Invesco Real Estate (Invesco) has launched the Invesco Real Estate European Living Fund, an open-ended fund investing in pan-European residential assets.
Invesco said the Fund has an initial equity commitment of cEUR140 million, which with debt provides cEUR190 million of investment capacity, which Invesco intends to deploy on two initial investments.
The initial capital is from three German institutional investors, with further closings planned over the next six months. The Fund is targeting an initial EUR500 million Gross Asset Value (GAV) over the next two to three years.
Targeting a 4 per cent pa gross income return and 5.5 per cent to 7.5 per cent gross total return, the Fund has already identified its first deals in Italy and France with a combined investment volume of cEUR110 million.
“In our view the outlook is positive as the fundamentals are still good in metropolitan areas..”
“European residential investments have shown outperformance compared with other asset classes in the long-run, whilst showing less volatility and they have also proven to be especially crisis-resistant with a high degree of income stability,” says William Ertz, Senior Director – Fund Management at Invesco. “In our view the outlook is positive as the fundamentals are still good in metropolitan areas: an undersupply in main cities, long-term housing supply/demand imbalances, and an historical high gap to government bond yields.”

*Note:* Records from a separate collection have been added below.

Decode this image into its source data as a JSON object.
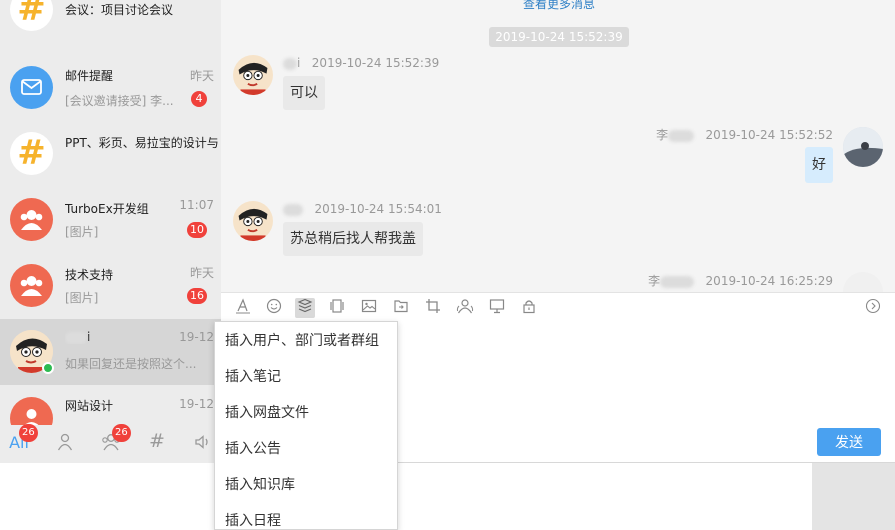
{
  "sidebar": {
    "conversations": [
      {
        "name": "会议：项目讨论会议",
        "time": "",
        "preview": "",
        "badge": "",
        "avatar": "hash-icon"
      },
      {
        "name": "邮件提醒",
        "time": "昨天",
        "preview": "[会议邀请接受] 李...",
        "badge": "4",
        "avatar": "mail-icon"
      },
      {
        "name": "PPT、彩页、易拉宝的设计与",
        "time": "",
        "preview": "",
        "badge": "",
        "avatar": "hash-icon"
      },
      {
        "name": "TurboEx开发组",
        "time": "11:07",
        "preview": "[图片]",
        "badge": "10",
        "avatar": "group-icon"
      },
      {
        "name": "技术支持",
        "time": "昨天",
        "preview": "[图片]",
        "badge": "16",
        "avatar": "group-icon"
      },
      {
        "name": "i",
        "time": "19-12",
        "preview": "如果回复还是按照这个...",
        "badge": "",
        "avatar": "cartoon-avatar"
      },
      {
        "name": "网站设计",
        "time": "19-12",
        "preview": "",
        "badge": "",
        "avatar": "group-icon"
      }
    ],
    "nav": {
      "all_label": "All",
      "all_badge": "26",
      "groups_badge": "26"
    }
  },
  "chat": {
    "load_more": "查看更多消息",
    "time_separator": "2019-10-24 15:52:39",
    "messages": [
      {
        "side": "left",
        "sender": "i",
        "time": "2019-10-24 15:52:39",
        "text": "可以"
      },
      {
        "side": "right",
        "sender": "李",
        "time": "2019-10-24 15:52:52",
        "text": "好"
      },
      {
        "side": "left",
        "sender": "",
        "time": "2019-10-24 15:54:01",
        "text": "苏总稍后找人帮我盖"
      },
      {
        "side": "right",
        "sender": "李",
        "time": "2019-10-24 16:25:29",
        "text": ""
      }
    ]
  },
  "toolbar": {
    "icons": [
      "font-icon",
      "emoji-icon",
      "insert-icon",
      "screenshot-icon",
      "image-icon",
      "file-icon",
      "crop-icon",
      "contacts-icon",
      "screen-share-icon",
      "lock-icon"
    ],
    "send_label": "发送"
  },
  "insert_menu": {
    "items": [
      "插入用户、部门或者群组",
      "插入笔记",
      "插入网盘文件",
      "插入公告",
      "插入知识库",
      "插入日程"
    ]
  },
  "colors": {
    "accent": "#4aa1f0",
    "badge": "#f0413b",
    "group_avatar": "#ef6951",
    "hash_icon": "#f6b32c"
  }
}
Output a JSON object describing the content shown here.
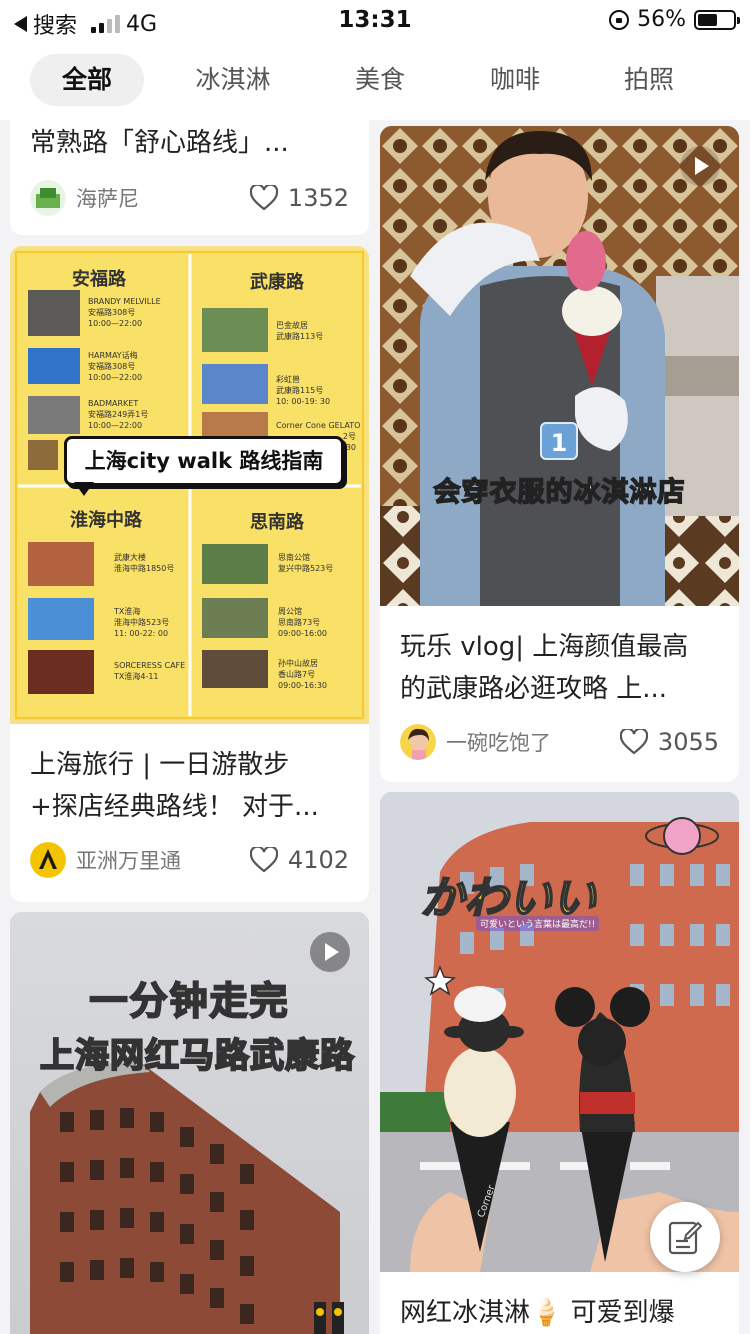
{
  "status_bar": {
    "back_app": "搜索",
    "network": "4G",
    "time": "13:31",
    "battery": "56%",
    "battery_level": 0.56
  },
  "tabs": [
    {
      "label": "全部",
      "active": true
    },
    {
      "label": "冰淇淋",
      "active": false
    },
    {
      "label": "美食",
      "active": false
    },
    {
      "label": "咖啡",
      "active": false
    },
    {
      "label": "拍照",
      "active": false
    }
  ],
  "cards": {
    "c1": {
      "title": "常熟路「舒心路线」...",
      "author": "海萨尼",
      "likes": "1352"
    },
    "c2": {
      "title_line1": "上海旅行 | 一日游散步",
      "title_line2": "+探店经典路线！ 对于...",
      "author": "亚洲万里通",
      "likes": "4102",
      "img": {
        "banner": "上海city walk 路线指南",
        "q1": "安福路",
        "q2": "武康路",
        "q3": "淮海中路",
        "q4": "思南路",
        "q1_items": [
          {
            "name": "BRANDY MELVILLE",
            "addr": "安福路308号",
            "time": "10:00—22:00"
          },
          {
            "name": "HARMAY话梅",
            "addr": "安福路308号",
            "time": "10:00—22:00"
          },
          {
            "name": "BADMARKET",
            "addr": "安福路249弄1号",
            "time": "10:00—22:00"
          }
        ],
        "q2_items": [
          {
            "name": "巴金故居",
            "addr": "武康路113号"
          },
          {
            "name": "彩虹兽",
            "addr": "武康路115号",
            "time": "10: 00-19: 30"
          },
          {
            "name": "Corner Cone GELATO",
            "addr": "2号",
            "time": "30"
          }
        ],
        "q3_items": [
          {
            "name": "武康大楼",
            "addr": "淮海中路1850号"
          },
          {
            "name": "TX淮海",
            "addr": "淮海中路523号",
            "time": "11: 00-22: 00"
          },
          {
            "name": "SORCERESS CAFE",
            "addr": "TX淮海4-11"
          }
        ],
        "q4_items": [
          {
            "name": "思南公馆",
            "addr": "复兴中路523号"
          },
          {
            "name": "周公馆",
            "addr": "思南路73号",
            "time": "09:00-16:00"
          },
          {
            "name": "孙中山故居",
            "addr": "香山路7号",
            "time": "09:00-16:30"
          }
        ]
      }
    },
    "c3": {
      "overlay_line1": "一分钟走完",
      "overlay_line2a": "上海网红马路",
      "overlay_line2b": "武康路"
    },
    "c4": {
      "title_line1": "玩乐 vlog| 上海颜值最高",
      "title_line2": "的武康路必逛攻略 上...",
      "author": "一碗吃饱了",
      "likes": "3055",
      "img": {
        "badge": "1",
        "caption": "会穿衣服的冰淇淋店"
      }
    },
    "c5": {
      "title": "网红冰淇淋🍦 可爱到爆",
      "img": {
        "kawaii": "かわいい",
        "sub": "可爱いという言葉は最高だ!!",
        "corner": "Corner"
      }
    }
  },
  "colors": {
    "accent_yellow": "#f7dc5c",
    "tab_active_bg": "#efefef",
    "page_bg": "#f3f3f5"
  }
}
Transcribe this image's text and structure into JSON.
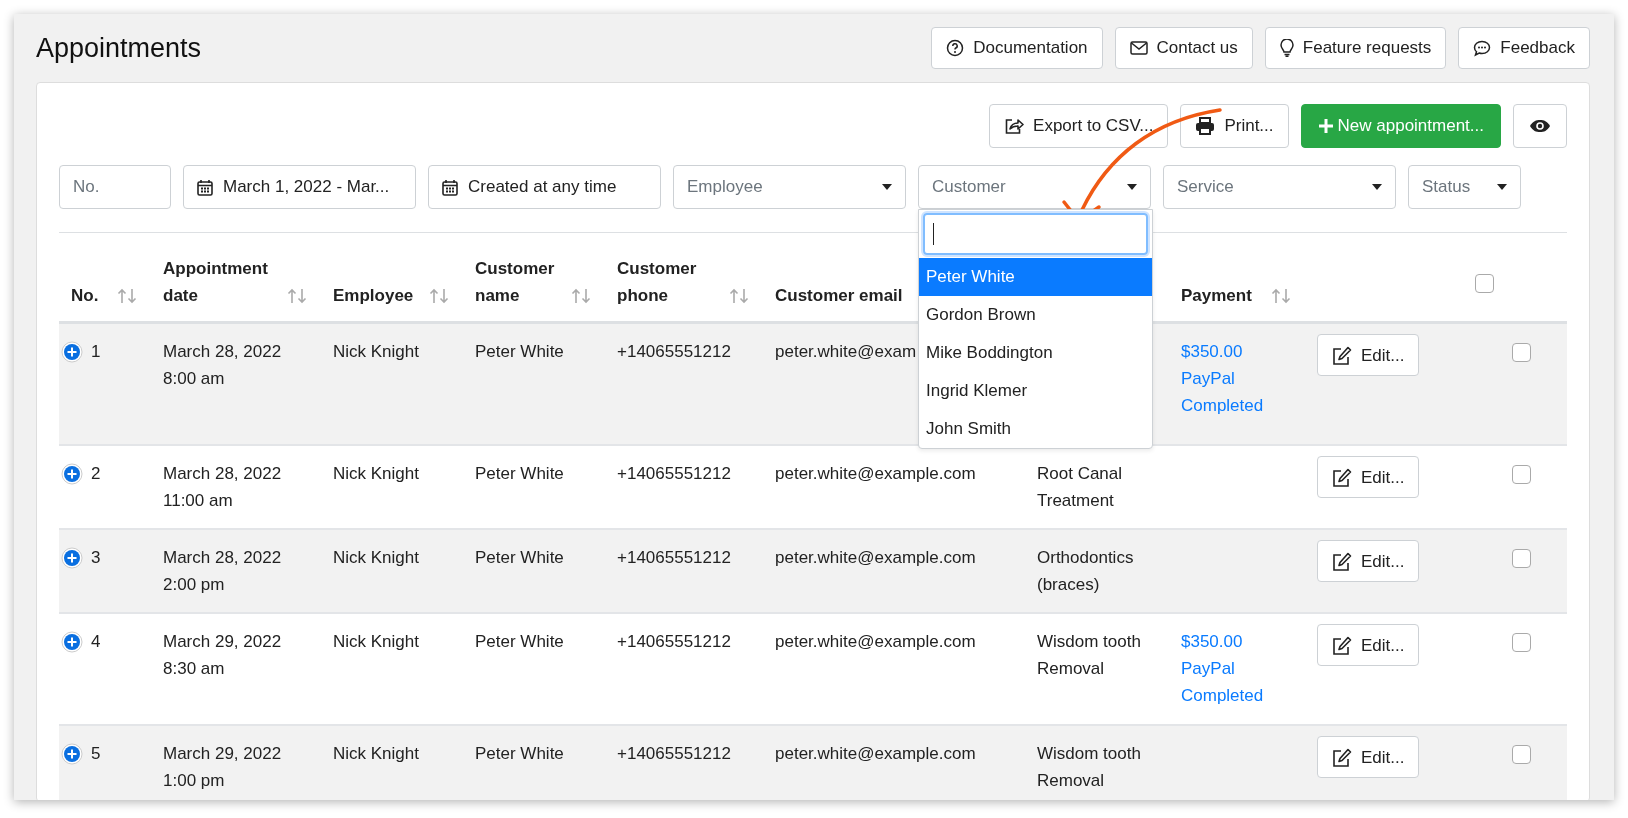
{
  "page_title": "Appointments",
  "help_buttons": [
    {
      "kind": "help",
      "label": "Documentation"
    },
    {
      "kind": "mail",
      "label": "Contact us"
    },
    {
      "kind": "bulb",
      "label": "Feature requests"
    },
    {
      "kind": "chat",
      "label": "Feedback"
    }
  ],
  "toolbar": [
    {
      "kind": "export",
      "label": "Export to CSV..."
    },
    {
      "kind": "print",
      "label": "Print..."
    },
    {
      "kind": "new",
      "label": "New appointment..."
    },
    {
      "kind": "eye"
    }
  ],
  "filters": [
    {
      "kind": "text",
      "placeholder": "No."
    },
    {
      "kind": "date",
      "value": "March 1, 2022 - Mar..."
    },
    {
      "kind": "date",
      "value": "Created at any time"
    },
    {
      "kind": "select",
      "placeholder": "Employee"
    },
    {
      "kind": "select",
      "placeholder": "Customer",
      "open": true
    },
    {
      "kind": "select",
      "placeholder": "Service"
    },
    {
      "kind": "select",
      "placeholder": "Status"
    }
  ],
  "customer_dropdown": {
    "options": [
      {
        "label": "Peter White",
        "selected": true
      },
      {
        "label": "Gordon Brown",
        "selected": false
      },
      {
        "label": "Mike Boddington",
        "selected": false
      },
      {
        "label": "Ingrid Klemer",
        "selected": false
      },
      {
        "label": "John Smith",
        "selected": false
      }
    ]
  },
  "table": {
    "columns": [
      {
        "label": "No.",
        "sortable": true
      },
      {
        "label": "Appointment date",
        "sortable": true
      },
      {
        "label": "Employee",
        "sortable": true
      },
      {
        "label": "Customer name",
        "sortable": true
      },
      {
        "label": "Customer phone",
        "sortable": true
      },
      {
        "label": "Customer email",
        "sortable": false
      },
      {
        "label": "Payment",
        "sortable": true
      }
    ],
    "select_all": {
      "checked": false
    },
    "rows": [
      {
        "no": "1",
        "date": "March 28, 2022",
        "time": "8:00 am",
        "employee": "Nick Knight",
        "customer": "Peter White",
        "phone": "+14065551212",
        "email": "peter.white@exam",
        "service": [],
        "payment": [
          "$350.00",
          "PayPal",
          "Completed"
        ],
        "edit": "Edit...",
        "checked": false
      },
      {
        "no": "2",
        "date": "March 28, 2022",
        "time": "11:00 am",
        "employee": "Nick Knight",
        "customer": "Peter White",
        "phone": "+14065551212",
        "email": "peter.white@example.com",
        "service": [
          "Root Canal",
          "Treatment"
        ],
        "payment": [],
        "edit": "Edit...",
        "checked": false
      },
      {
        "no": "3",
        "date": "March 28, 2022",
        "time": "2:00 pm",
        "employee": "Nick Knight",
        "customer": "Peter White",
        "phone": "+14065551212",
        "email": "peter.white@example.com",
        "service": [
          "Orthodontics",
          "(braces)"
        ],
        "payment": [],
        "edit": "Edit...",
        "checked": false
      },
      {
        "no": "4",
        "date": "March 29, 2022",
        "time": "8:30 am",
        "employee": "Nick Knight",
        "customer": "Peter White",
        "phone": "+14065551212",
        "email": "peter.white@example.com",
        "service": [
          "Wisdom tooth",
          "Removal"
        ],
        "payment": [
          "$350.00",
          "PayPal",
          "Completed"
        ],
        "edit": "Edit...",
        "checked": false
      },
      {
        "no": "5",
        "date": "March 29, 2022",
        "time": "1:00 pm",
        "employee": "Nick Knight",
        "customer": "Peter White",
        "phone": "+14065551212",
        "email": "peter.white@example.com",
        "service": [
          "Wisdom tooth",
          "Removal"
        ],
        "payment": [],
        "edit": "Edit...",
        "checked": false
      }
    ]
  }
}
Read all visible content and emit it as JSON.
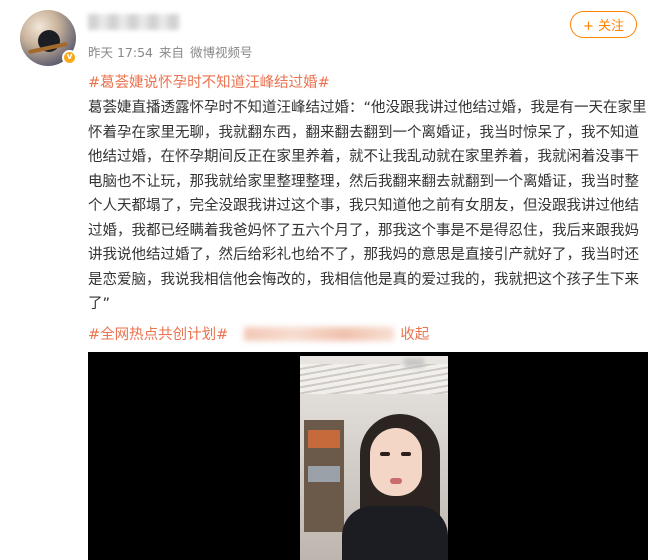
{
  "header": {
    "timestamp": "昨天 17:54",
    "source_prefix": "来自",
    "source": "微博视频号",
    "verified_badge": "v",
    "follow_label": "+ 关注"
  },
  "post": {
    "title_hashtag": "#葛荟婕说怀孕时不知道汪峰结过婚#",
    "body": "葛荟婕直播透露怀孕时不知道汪峰结过婚：“他没跟我讲过他结过婚，我是有一天在家里怀着孕在家里无聊，我就翻东西，翻来翻去翻到一个离婚证，我当时惊呆了，我不知道他结过婚，在怀孕期间反正在家里养着，就不让我乱动就在家里养着，我就闲着没事干电脑也不让玩，那我就给家里整理整理，然后我翻来翻去就翻到一个离婚证，我当时整个人天都塌了，完全没跟我讲过这个事，我只知道他之前有女朋友，但没跟我讲过他结过婚，我都已经瞒着我爸妈怀了五六个月了，那我这个事是不是得忍住，我后来跟我妈讲我说他结过婚了，然后给彩礼也给不了，那我妈的意思是直接引产就好了，我当时还是恋爱脑，我说我相信他会悔改的，我相信他是真的爱过我的，我就把这个孩子生下来了”",
    "footer_hashtag": "#全网热点共创计划#",
    "collapse_label": "收起"
  },
  "icons": {
    "avatar": "avatar-image",
    "verified": "verified-badge-icon",
    "video": "video-thumbnail"
  },
  "colors": {
    "accent": "#ff8200",
    "link": "#eb7350",
    "text": "#333333",
    "meta": "#888888"
  }
}
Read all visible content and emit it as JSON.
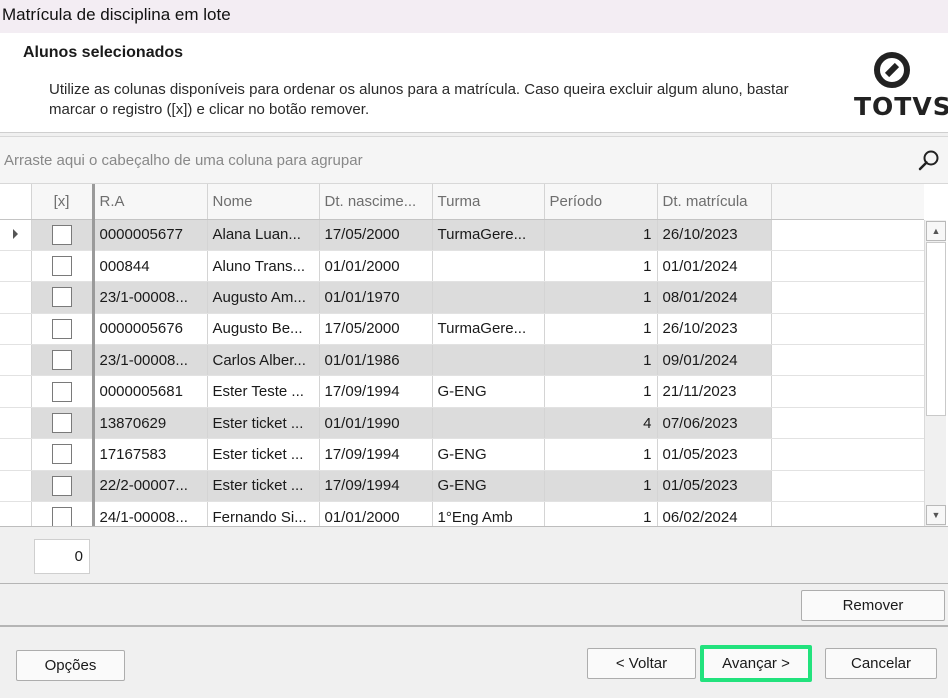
{
  "window": {
    "title": "Matrícula de disciplina em lote"
  },
  "header": {
    "title": "Alunos selecionados",
    "description": "Utilize as colunas disponíveis para ordenar os alunos para a matrícula. Caso queira excluir algum aluno, bastar marcar o registro ([x]) e clicar no botão remover.",
    "logo_text": "TOTVS"
  },
  "group_bar": {
    "placeholder": "Arraste aqui o cabeçalho de uma coluna para agrupar",
    "icon": "search-icon"
  },
  "columns": [
    "[x]",
    "R.A",
    "Nome",
    "Dt. nascime...",
    "Turma",
    "Período",
    "Dt. matrícula"
  ],
  "rows": [
    {
      "ra": "0000005677",
      "nome": "Alana Luan...",
      "nasc": "17/05/2000",
      "turma": "TurmaGere...",
      "periodo": "1",
      "matricula": "26/10/2023"
    },
    {
      "ra": "000844",
      "nome": "Aluno Trans...",
      "nasc": "01/01/2000",
      "turma": "",
      "periodo": "1",
      "matricula": "01/01/2024"
    },
    {
      "ra": "23/1-00008...",
      "nome": "Augusto Am...",
      "nasc": "01/01/1970",
      "turma": "",
      "periodo": "1",
      "matricula": "08/01/2024"
    },
    {
      "ra": "0000005676",
      "nome": "Augusto Be...",
      "nasc": "17/05/2000",
      "turma": "TurmaGere...",
      "periodo": "1",
      "matricula": "26/10/2023"
    },
    {
      "ra": "23/1-00008...",
      "nome": "Carlos Alber...",
      "nasc": "01/01/1986",
      "turma": "",
      "periodo": "1",
      "matricula": "09/01/2024"
    },
    {
      "ra": "0000005681",
      "nome": "Ester Teste ...",
      "nasc": "17/09/1994",
      "turma": "G-ENG",
      "periodo": "1",
      "matricula": "21/11/2023"
    },
    {
      "ra": "13870629",
      "nome": "Ester ticket ...",
      "nasc": "01/01/1990",
      "turma": "",
      "periodo": "4",
      "matricula": "07/06/2023"
    },
    {
      "ra": "17167583",
      "nome": "Ester ticket ...",
      "nasc": "17/09/1994",
      "turma": "G-ENG",
      "periodo": "1",
      "matricula": "01/05/2023"
    },
    {
      "ra": "22/2-00007...",
      "nome": "Ester ticket ...",
      "nasc": "17/09/1994",
      "turma": "G-ENG",
      "periodo": "1",
      "matricula": "01/05/2023"
    },
    {
      "ra": "24/1-00008...",
      "nome": "Fernando Si...",
      "nasc": "01/01/2000",
      "turma": "1°Eng Amb",
      "periodo": "1",
      "matricula": "06/02/2024"
    }
  ],
  "counter": "0",
  "buttons": {
    "remover": "Remover",
    "opcoes": "Opções",
    "voltar": "< Voltar",
    "avancar": "Avançar >",
    "cancelar": "Cancelar"
  },
  "colors": {
    "highlight": "#22e27d",
    "alt_row": "#dcdcdc"
  }
}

Robert Stolfo, Managing Director – Client Portfolio Management at Invesco, says: “We are very excited to launch this new Fund for our institutional clients who are looking to invest into Europe. Investors have an increased demand for stabilised returns and already confirmed their appetite for the residential sector’s attractive potential with a EUR140 million commitment at its first close, further capital commitments of EUR80 million are already in due diligence. Continued investment in this sector means that European residential as an asset class has seen material growth in both liquidity and scale over the past few years. This momentum is likely to escalate further as additional European countries attract inward investment.”